Vos différentes casquettes
Il y’a d’abord la vie de famille, car je suis mère de trois enfants. A coté de ça, je suis fonctionnaire à la ville de Paris. Je suis fondatrice d’une association, Evindi, qui veut dire « noire » en langue Fang-Beti (variance Ewondo du Cameroun). J’ai créé cette association en 2003, et par son biais, j’ai créé le projet Culturefemme dont le site Internet est Culturefemme.com, mis en ligne la même année. Au départ formés sur le tas car on ne connaissait rien à ce domaine, ceux qui m’accompagnent et moi avons tous évolués, tout comme le site, qui tourne aujourd’hui à près de 200 000 visiteurs par mois. Culturefemme.com est un portail qui met la femme noire en avant et qui se veut généraliste.
Le site est né sur la base d’un constat : le décalage que j’ai perçu entre l’image que j’avais de mon continent et celle que les médias français me renvoyaient. Dans une telle situation, soit on stagne dans la complainte stérile, soit on décide de faire quelque chose malgré la petitesse des moyens. Moi, j’ai décidé de ne plus laisser d’autres me définir en tant qu’être humain, me réapproprier la parole en tant que femme noire installée en France. Avec Internet, qui a la particularité d’être un média abordable et facile pour toucher le plus grand nombre possible, nous nous sommes lancés sur ce créneau, apprenant au fur et à mesure. Cette aventure m’a conforté dans l’idée que souvent, ce qui fait défaut, ce n’est pas uniquement les moyens dont on dispose, mais surtout la volonté.

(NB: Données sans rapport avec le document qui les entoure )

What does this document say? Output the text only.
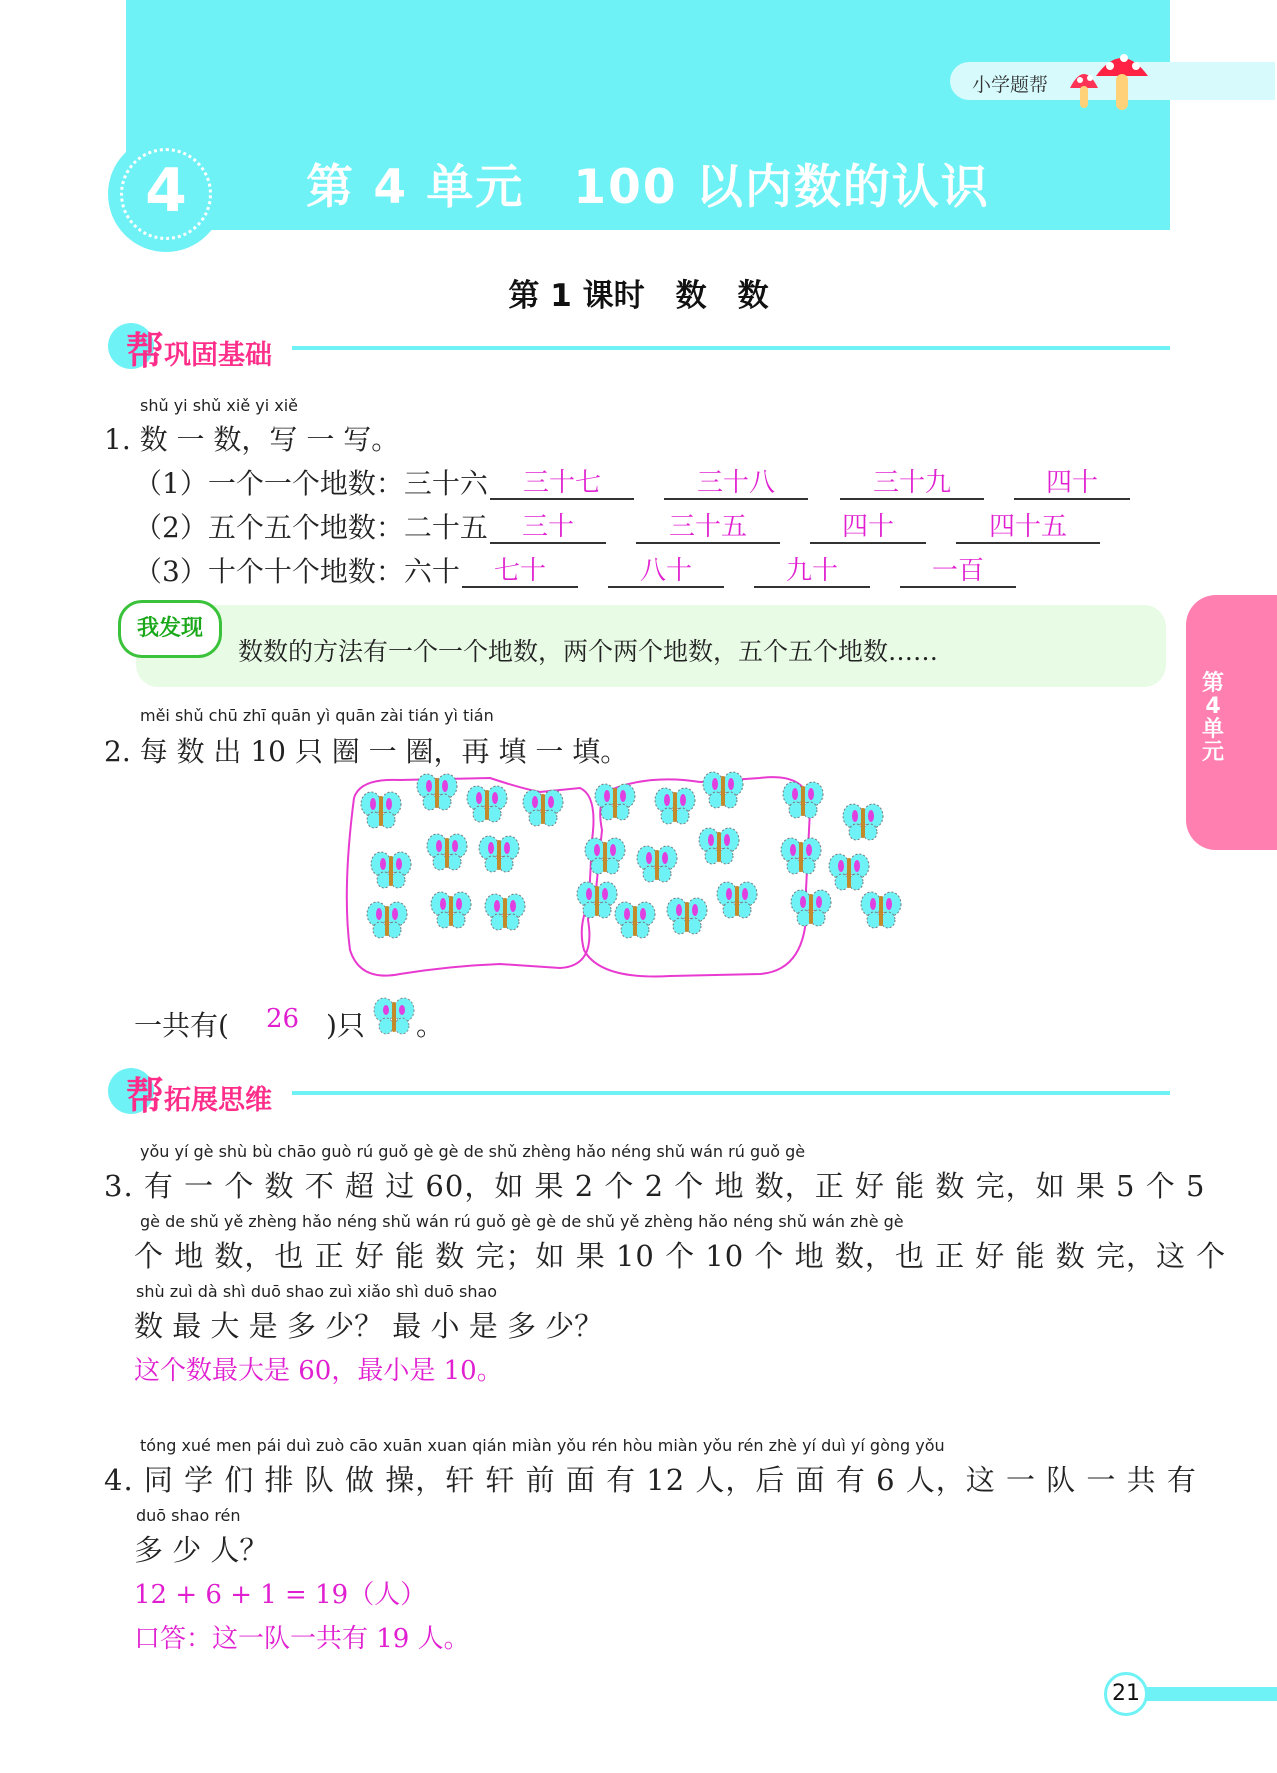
小学题帮
4	第 4 单元　100 以内数的认识
第 1 课时　数　数
帮巩固基础
shǔ yi shǔ xiě yi xiě
1. 数 一 数，写 一 写。
（1）一个一个地数：三十六	三十七	三十八	三十九	四十
（2）五个五个地数：二十五	三十	三十五	四十	四十五
（3）十个十个地数：六十	七十	八十	九十	一百
我发现
数数的方法有一个一个地数，两个两个地数，五个五个地数……
第4单元
měi shǔ chū zhī quān yì quān zài tián yì tián
2. 每 数 出 10 只 圈 一 圈，再 填 一 填。
一共有( 26 )只 。
帮拓展思维
yǒu yí gè shù bù chāo guò rú guǒ gè gè de shǔ zhèng hǎo néng shǔ wán rú guǒ gè
3. 有 一 个 数 不 超 过 60，如 果 2 个 2 个 地 数，正 好 能 数 完，如 果 5 个 5
gè de shǔ yě zhèng hǎo néng shǔ wán rú guǒ gè gè de shǔ yě zhèng hǎo néng shǔ wán zhè gè
个 地 数，也 正 好 能 数 完；如 果 10 个 10 个 地 数，也 正 好 能 数 完，这 个
shù zuì dà shì duō shao zuì xiǎo shì duō shao
数 最 大 是 多 少？ 最 小 是 多 少？
这个数最大是 60，最小是 10。
tóng xué men pái duì zuò cāo xuān xuan qián miàn yǒu rén hòu miàn yǒu rén zhè yí duì yí gòng yǒu
4. 同 学 们 排 队 做 操，轩 轩 前 面 有 12 人，后 面 有 6 人，这 一 队 一 共 有
duō shao rén
多 少 人？
12 + 6 + 1 = 19（人）
口答：这一队一共有 19 人。
21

Vos obstacles dans le métier
De site Internet, Culturefemme.com est devenu partenaire fin 2005 du magazine éponyme, une aventure qui a pris fin début mars. En France, la presse dite « ethnique » est portée par des particuliers et non des grands groupes de presse comme les autres magazines féminins en général. Elle part donc avec un certain handicap financier, surtout quand on sait que la publicité est rarement là au début. Donc, pendant plusieurs numéros, il faut pouvoir sortir le magazine quasiment sur fonds propres dans un secteur où la publicité n’est pas une évidence car les marques qui font des produits qui peuvent intéresser cette minorité ne sont pas souvent des grands groupes. Elles privilégient des dossiers presse, des échanges de type jeu concours et pourtant, un magazine a besoin de liquidités, et beaucoup. Il y a aussi le problème de manque de confiance entre les journaux et les publicitaires, ces derniers ne connaissant pas toujours les tirages et échaudé par la disparition au bout de quelques numéros de ces journaux. Côté public, il faut aussi souligner que le lectorat visé, la minorité afro, n’a vraiment pas la culture de l’abonnement. Or, cela pourrait permettre aux journaux ethniques qui se lancent de se servir de ce fichier conséquent comme un argument devant les annonceurs.
Dans le cas de Culturefemme en outre, nous voulions rester fidèles à une certaine éthique, d’où des publicités qu’on a décidé de ne jamais faire, par exemple tout ce qui touche aux produits éclaircissants et agir ainsi, c’est déjà se fermer une partie des annonceurs, mais on ne le regrette car pour nous, il ne s’agissait pas de faire un magazine juste pour en faire un. Début 2007, loin de nous décourager, l’arrêt de la sortie en kiosque nous a poussé à nous recentrer sur le Net. On a ainsi développé une version vidéo, EVINDI TV. On a aussi lancé une version anglaise, appelée à se développer, ainsi qu’une boutique en ligne. Et là, on a une version magazine de 100 pages en PDF téléchargeable. En somme, quelles que soient les obstacles, il faudrait toujours y trouver matière à se remettre en question, et à en sortir plus mûris.
Quels conseils à donner pour les générations de femmes s’intéressant à une carrière dans les médias?
Le premier conseil, la base qui sous-tendra tout, c’est d’être motivée et de se poser la question : qu’est qu’on veut faire et pourquoi ? Sinon, devant les difficultés, on ne tiendra pas le coup et on risque de perdre son âme au passage. Je conseillerai aussi de bien définir son idée, et de faire une étude de marché en bonne et due forme.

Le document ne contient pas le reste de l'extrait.